By Ellen Samsell Salas

I became envious of the Southern gift for gab while attending a Shakespeare seminar in Brunswick, Maine.
One would expect a deeper understanding of the Bard’s verbal virtuosity to have been my linguistic takeaway from those six weeks. But it was the lexicon of a classmate, a teacher from Alabama, who awakened me to the Southern knack for putting together just the right words. Iago wasn’t merely evil, he was “pond scum.” And Othello wasn’t simply crazed with jealousy, he was “hot as the hinges on the gates of hell” and “havin’ a hissy fit with a tail on it!”

Truth be told, I was “getting my knickers in a knot” and green with envy at my friend’s ability to create expressions that dazzled with images, sound, metaphor, and exuberant hyperbole — everything we expect poetry to deliver — all while being rooted in the everyday. After all, as a native Californian, what colorful colloquialisms could I contribute except the addition of “the” to the moniker of all highways, as in, “Take the 101 to the 405.”

Decades later, a transplant to Georgia, I remain enamored with Southern phraseology.

To start, there are the oft-uttered phrases, part and parcel of Southern parlance that are both apt and endearing. “Welcome in,” “Yes, ma’am,” and “Have a blessed day” make the speaker polite and fill the room with warmth.

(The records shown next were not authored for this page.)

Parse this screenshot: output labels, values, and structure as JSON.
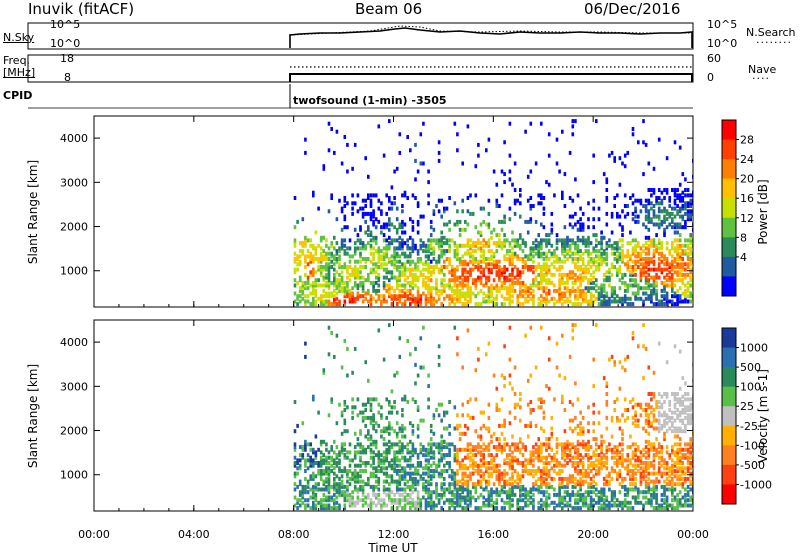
{
  "header": {
    "station": "Inuvik (fitACF)",
    "beam": "Beam 06",
    "date": "06/Dec/2016"
  },
  "top_panels": {
    "nsky_label": "N.Sky",
    "nsky_ticks": [
      "10^5",
      "10^0"
    ],
    "nsearch_label": "N.Search",
    "nsearch_ticks": [
      "10^5",
      "10^0"
    ],
    "freq_label": "Freq.",
    "freq_unit": "[MHz]",
    "freq_ticks": [
      "18",
      "8"
    ],
    "nave_label": "Nave",
    "nave_ticks": [
      "60",
      "0"
    ],
    "cpid_label": "CPID",
    "cpid_text": "twofsound (1-min) -3505"
  },
  "chart_data": [
    {
      "type": "heatmap",
      "name": "power",
      "ylabel": "Slant Range [km]",
      "colorbar_label": "Power [dB]",
      "colorbar_ticks": [
        "28",
        "24",
        "20",
        "16",
        "12",
        "8",
        "4"
      ],
      "colorbar_colors": [
        "#ff0000",
        "#ff4000",
        "#ff8000",
        "#ffc000",
        "#c8e000",
        "#60c040",
        "#2a8a5a",
        "#205aa0",
        "#0000ff"
      ],
      "ylim": [
        180,
        4500
      ],
      "yticks": [
        1000,
        2000,
        3000,
        4000
      ],
      "xlim": [
        0,
        24
      ],
      "data_start_hour": 8,
      "blobs": [
        {
          "t": 8.5,
          "r": 1250,
          "dt": 0.5,
          "dr": 300,
          "level": 2
        },
        {
          "t": 8.6,
          "r": 1100,
          "dt": 0.2,
          "dr": 250,
          "level": 0
        },
        {
          "t": 9.2,
          "r": 450,
          "dt": 1.2,
          "dr": 220,
          "level": 3
        },
        {
          "t": 10.0,
          "r": 330,
          "dt": 0.9,
          "dr": 150,
          "level": 0
        },
        {
          "t": 10.2,
          "r": 900,
          "dt": 0.5,
          "dr": 250,
          "level": 3
        },
        {
          "t": 11.3,
          "r": 1200,
          "dt": 0.6,
          "dr": 250,
          "level": 3
        },
        {
          "t": 12.8,
          "r": 300,
          "dt": 0.9,
          "dr": 180,
          "level": 0
        },
        {
          "t": 13.4,
          "r": 320,
          "dt": 0.9,
          "dr": 170,
          "level": 1
        },
        {
          "t": 13.2,
          "r": 800,
          "dt": 0.7,
          "dr": 200,
          "level": 2
        },
        {
          "t": 13.6,
          "r": 1500,
          "dt": 0.3,
          "dr": 200,
          "level": 4
        },
        {
          "t": 15.4,
          "r": 1550,
          "dt": 0.7,
          "dr": 250,
          "level": 2
        },
        {
          "t": 16.0,
          "r": 900,
          "dt": 1.6,
          "dr": 200,
          "level": 0
        },
        {
          "t": 18.2,
          "r": 450,
          "dt": 1.4,
          "dr": 160,
          "level": 1
        },
        {
          "t": 19.0,
          "r": 900,
          "dt": 1.3,
          "dr": 250,
          "level": 2
        },
        {
          "t": 21.0,
          "r": 600,
          "dt": 1.2,
          "dr": 200,
          "level": 4
        },
        {
          "t": 22.6,
          "r": 1000,
          "dt": 0.8,
          "dr": 250,
          "level": 0
        },
        {
          "t": 23.4,
          "r": 1100,
          "dt": 0.6,
          "dr": 300,
          "level": 1
        },
        {
          "t": 23.8,
          "r": 1400,
          "dt": 0.2,
          "dr": 200,
          "level": 3
        },
        {
          "t": 22.8,
          "r": 2200,
          "dt": 0.8,
          "dr": 200,
          "level": 5
        },
        {
          "t": 12.0,
          "r": 1900,
          "dt": 0.2,
          "dr": 300,
          "level": 5
        },
        {
          "t": 13.0,
          "r": 3600,
          "dt": 0.3,
          "dr": 300,
          "level": 6
        }
      ]
    },
    {
      "type": "heatmap",
      "name": "velocity",
      "ylabel": "Slant Range [km]",
      "colorbar_label": "Velocity [m s-1]",
      "colorbar_ticks": [
        "1000",
        "500",
        "100",
        "25",
        "-25",
        "-100",
        "-500",
        "-1000"
      ],
      "colorbar_colors": [
        "#1a3a9a",
        "#2a70b0",
        "#2a8a5a",
        "#58c048",
        "#c0c0c0",
        "#ffb000",
        "#ff8020",
        "#ff4010",
        "#ff0000"
      ],
      "ylim": [
        180,
        4500
      ],
      "yticks": [
        1000,
        2000,
        3000,
        4000
      ],
      "xlim": [
        0,
        24
      ],
      "xticks": [
        "00:00",
        "04:00",
        "08:00",
        "12:00",
        "16:00",
        "20:00",
        "00:00"
      ],
      "xlabel": "Time UT",
      "data_start_hour": 8
    }
  ]
}
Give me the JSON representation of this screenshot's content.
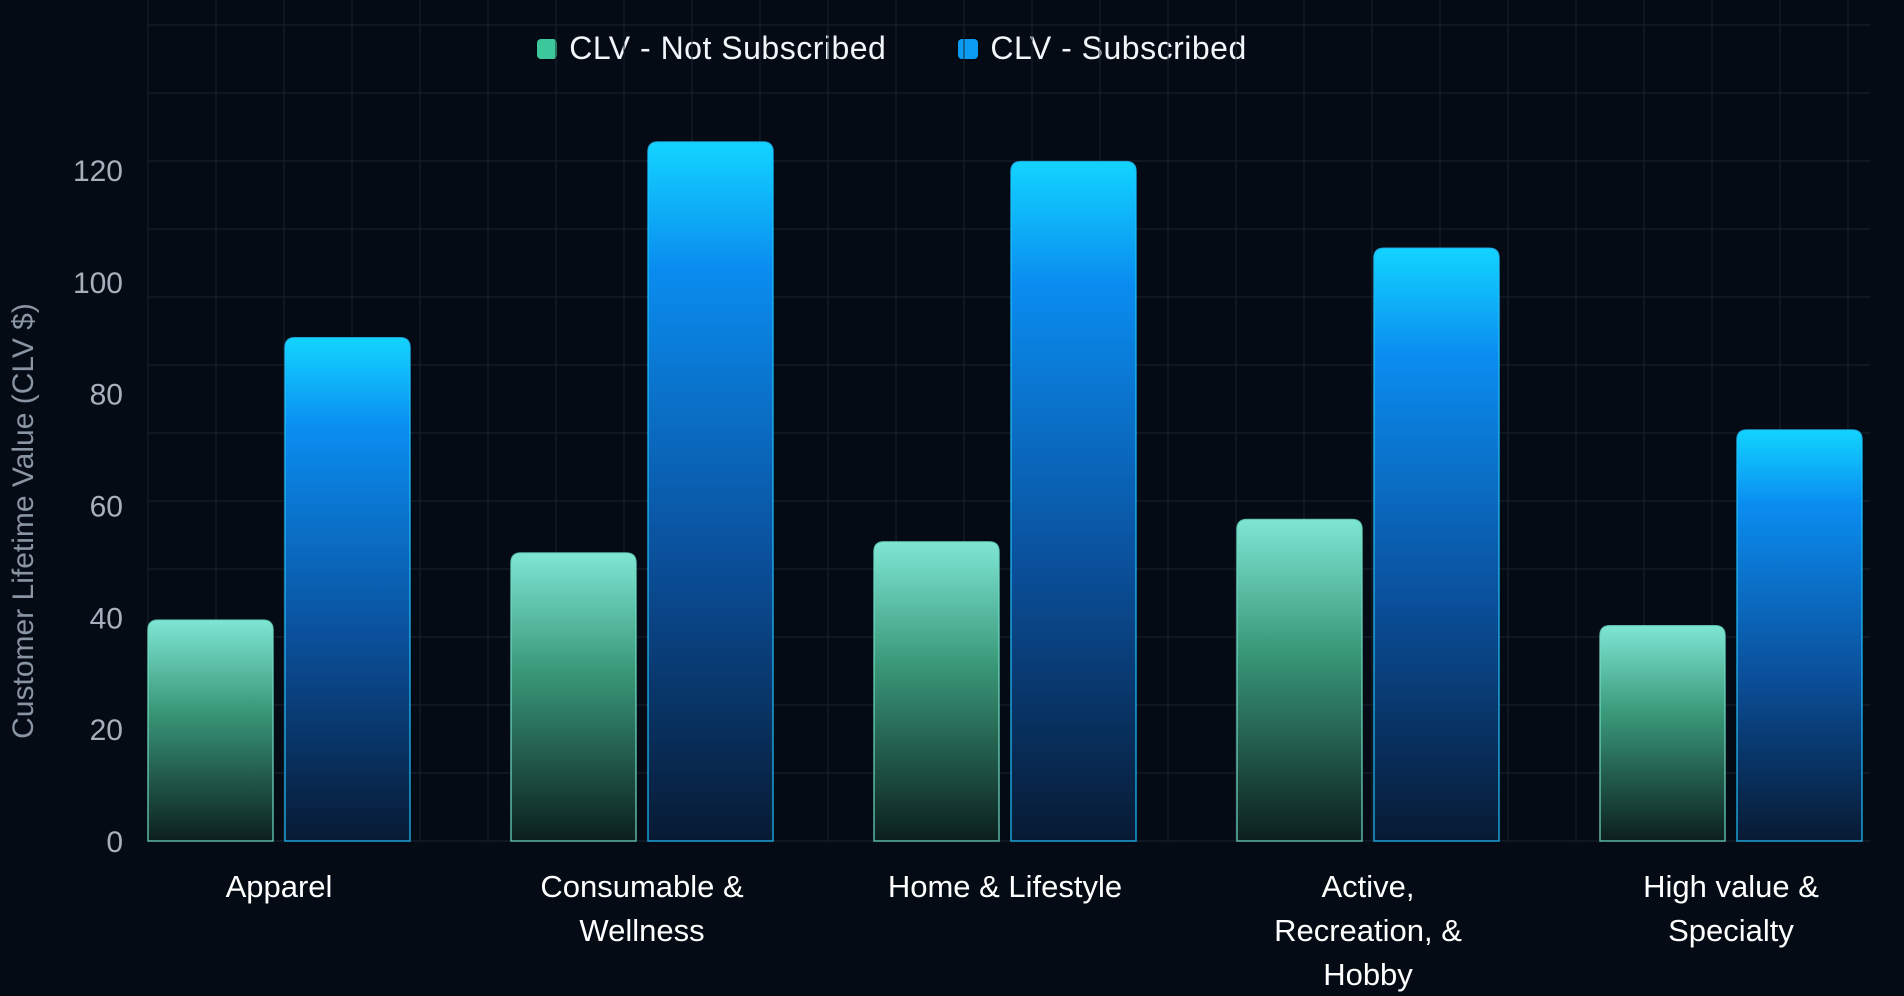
{
  "chart_data": {
    "type": "bar",
    "title": "",
    "xlabel": "",
    "ylabel": "Customer Lifetime Value (CLV $)",
    "ylim": [
      0,
      130
    ],
    "yticks": [
      0,
      20,
      40,
      60,
      80,
      100,
      120
    ],
    "grid": true,
    "legend_position": "top-center",
    "categories": [
      [
        "Apparel"
      ],
      [
        "Consumable &",
        "Wellness"
      ],
      [
        "Home & Lifestyle"
      ],
      [
        "Active,",
        "Recreation, &",
        "Hobby"
      ],
      [
        "High value &",
        "Specialty"
      ]
    ],
    "series": [
      {
        "name": "CLV - Not Subscribed",
        "color": "#3cc89a",
        "values": [
          39.5,
          51.5,
          53.5,
          57.5,
          38.5
        ]
      },
      {
        "name": "CLV - Subscribed",
        "color": "#0a9cf0",
        "values": [
          90,
          125,
          121.5,
          106,
          73.5
        ]
      }
    ]
  }
}
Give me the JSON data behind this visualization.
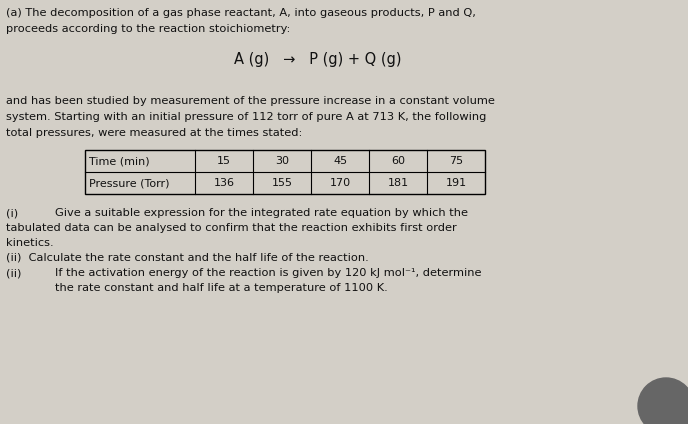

Two other workhorses, “y’all” and “fixin’ to,” are handy and efficient. “Y’all join us” is so much friendlier than “You guys join us.” And “fixin’ to” leads seamlessly into any number of possibilities, as in “fixin’ to come up a black cloud” and its cousin “comin’ up on some bad weather.” Can’t you just see that black cloud filling the sky, ready to pour down rain or whatever manner of trouble is brewing?

The lifeblood of Southern vernacular is its unabashed kinship with real life. Without a drip of pretension, speakers rely on animals, vegetables, food, and weather to make their point. When you hear, “He could eat corn through a picket fence,” those widely spaced buck teeth are front and center in your mind’s eye. And could there be a better way to convey futility than saying, “You’re driving your chickens to the wrong market” or “That dog won’t hunt”?

But my favorites have to do with biscuits, a Southern staple with which we salad-loving Californians have minimal acquaintance. Chock full of alliteration, imagery, and a bit of the absurd, two tried and true biscuit-reliant phrases say it all: “You can put your boots in the oven, but that don’t make ‘em biscuits.” And, the more alliterative, “Well, butter my butt and call me a biscuit if that don’t beat all,” a phrase that one just wants to repeat.

So, while the world turns to BFF, NVM, and LOL, we can be happy that Southern colloquialisms are alive and kicking. Take a little sarcasm, add a heap of exaggeration, spice it up with a metaphor borrowed from real life, and you have a Southern quip. And, bless my heart, I’m learning to love biscuits and not worry about the calorie count.